As we look at the high yield bond market, it is important to have an understanding of the fixed income marketplace and the investment options within it. The first thing to note is the sheer size, which is massive (just under $40 trillion).1 Somewhat surprisingly, mortgages represent the second largest single subcategory of the bond market; this helps to explain why problems in the mortgage market nearly took down the entire financial system in 2008. The largest subcategory is U.S. Treasury debt.
Yet, a sizable 22% of the fixed income universe is represented by “corporate credit” through leveraged loans, high yield bonds and investment grade corporate bonds. What comes as a surprise to many investors is that the non-investment grade sector of loans and bonds has grown to become a major asset class, now over $2.2 trillion. After record issuance in the leveraged loan and high yield market in 2013, we saw 2014 levels near these records, indicating continued growth and that this segment of the market will likely continue to make up a larger percentage of the fixed income pie in the future.

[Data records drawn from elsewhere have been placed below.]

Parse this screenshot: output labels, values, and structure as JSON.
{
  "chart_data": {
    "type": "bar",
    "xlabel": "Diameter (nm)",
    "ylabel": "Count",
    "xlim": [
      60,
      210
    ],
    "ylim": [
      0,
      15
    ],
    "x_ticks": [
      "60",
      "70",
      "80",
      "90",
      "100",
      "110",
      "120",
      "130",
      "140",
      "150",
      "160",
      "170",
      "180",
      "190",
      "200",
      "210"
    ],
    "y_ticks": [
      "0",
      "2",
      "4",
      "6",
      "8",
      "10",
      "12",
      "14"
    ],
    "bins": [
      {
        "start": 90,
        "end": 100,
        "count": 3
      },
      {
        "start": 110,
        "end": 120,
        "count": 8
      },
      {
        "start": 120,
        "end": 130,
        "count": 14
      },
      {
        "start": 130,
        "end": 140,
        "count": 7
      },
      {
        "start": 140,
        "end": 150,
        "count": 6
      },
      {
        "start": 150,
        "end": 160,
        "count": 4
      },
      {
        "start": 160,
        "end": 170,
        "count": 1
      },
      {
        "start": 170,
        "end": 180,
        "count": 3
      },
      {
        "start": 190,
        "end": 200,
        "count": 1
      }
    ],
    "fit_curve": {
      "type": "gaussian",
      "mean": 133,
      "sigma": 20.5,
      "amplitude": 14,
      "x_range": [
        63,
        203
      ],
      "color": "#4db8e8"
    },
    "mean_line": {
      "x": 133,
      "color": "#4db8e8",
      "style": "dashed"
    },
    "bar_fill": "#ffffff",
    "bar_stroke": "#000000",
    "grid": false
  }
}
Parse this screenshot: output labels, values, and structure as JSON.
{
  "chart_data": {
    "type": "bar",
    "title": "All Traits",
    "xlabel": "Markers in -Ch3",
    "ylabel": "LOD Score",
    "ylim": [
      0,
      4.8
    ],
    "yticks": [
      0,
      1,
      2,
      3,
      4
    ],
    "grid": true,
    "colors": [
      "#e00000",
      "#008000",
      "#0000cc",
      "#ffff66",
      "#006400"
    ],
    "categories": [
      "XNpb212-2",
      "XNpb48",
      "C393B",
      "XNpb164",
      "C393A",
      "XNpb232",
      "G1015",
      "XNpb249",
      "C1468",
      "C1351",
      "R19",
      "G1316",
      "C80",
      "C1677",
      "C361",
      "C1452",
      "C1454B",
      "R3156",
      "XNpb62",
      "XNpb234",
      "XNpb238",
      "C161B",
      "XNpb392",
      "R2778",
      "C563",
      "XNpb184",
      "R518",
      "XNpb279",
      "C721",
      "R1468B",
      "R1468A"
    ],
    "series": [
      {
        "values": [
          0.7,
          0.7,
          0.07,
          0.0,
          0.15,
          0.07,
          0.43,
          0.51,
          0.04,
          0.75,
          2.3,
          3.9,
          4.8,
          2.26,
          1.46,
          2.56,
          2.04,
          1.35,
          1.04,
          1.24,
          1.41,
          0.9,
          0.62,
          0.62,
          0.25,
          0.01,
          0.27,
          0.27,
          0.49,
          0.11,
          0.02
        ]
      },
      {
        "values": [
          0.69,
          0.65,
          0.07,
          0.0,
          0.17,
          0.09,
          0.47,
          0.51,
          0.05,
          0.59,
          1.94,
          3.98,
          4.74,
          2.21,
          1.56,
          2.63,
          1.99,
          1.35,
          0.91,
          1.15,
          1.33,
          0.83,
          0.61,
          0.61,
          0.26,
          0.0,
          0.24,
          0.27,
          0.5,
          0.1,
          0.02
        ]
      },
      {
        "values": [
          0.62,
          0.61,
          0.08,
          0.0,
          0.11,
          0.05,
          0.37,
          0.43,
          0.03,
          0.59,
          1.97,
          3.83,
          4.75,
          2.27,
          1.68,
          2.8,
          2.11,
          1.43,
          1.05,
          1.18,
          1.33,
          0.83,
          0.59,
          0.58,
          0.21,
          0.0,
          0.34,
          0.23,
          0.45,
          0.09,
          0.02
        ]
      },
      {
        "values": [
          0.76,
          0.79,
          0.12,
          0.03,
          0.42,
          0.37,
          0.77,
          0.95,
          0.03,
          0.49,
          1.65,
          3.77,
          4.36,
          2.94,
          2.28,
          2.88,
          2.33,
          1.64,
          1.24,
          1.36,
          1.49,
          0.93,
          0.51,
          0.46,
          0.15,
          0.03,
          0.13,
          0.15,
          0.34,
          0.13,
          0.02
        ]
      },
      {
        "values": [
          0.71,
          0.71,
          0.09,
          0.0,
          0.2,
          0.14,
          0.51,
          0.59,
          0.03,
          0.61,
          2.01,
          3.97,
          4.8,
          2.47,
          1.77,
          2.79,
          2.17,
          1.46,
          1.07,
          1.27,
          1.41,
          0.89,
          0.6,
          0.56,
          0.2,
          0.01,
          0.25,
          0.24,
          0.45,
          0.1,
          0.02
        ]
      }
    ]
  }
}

By looking at the chart above, it is obvious that corporate credit plays a major role in financial markets, yet, for some reason, bonds have always been considered too complex for individual investors and often remain misunderstood. While it is true that large players, such as insurance companies, pension funds and banks, dominate the landscape, bonds at their core are simple. A bond is a loan. A company can issue debt (bonds) or equity (stock). The debt/bonds rank ahead of equities in a company’s capital structure, so are considered less risky. This ranking means that bondholders have a priority claim on the company’s cash flows and get paid first. Corporate bonds have a maturity and an interest rate, creating a contracted stream of income for bondholders. They typically pay this interest twice per year but trade with accrued interest, meaning that a buyer can buy the bond any time before the pay date but would have to pay the seller the accrued interest up to that point. The maturity is the date at which the issuer is obligated to pay the bondholder back the “par value” of the bonds. Companies generally have the ability to refinance at some point prior to that maturity, but must typically pay the bondholder a call, or tender premium (pre-payment penalty), to do so. This finite exit strategy, generally either via maturity or refinancing, is one of the great features that we see of bonds versus equities.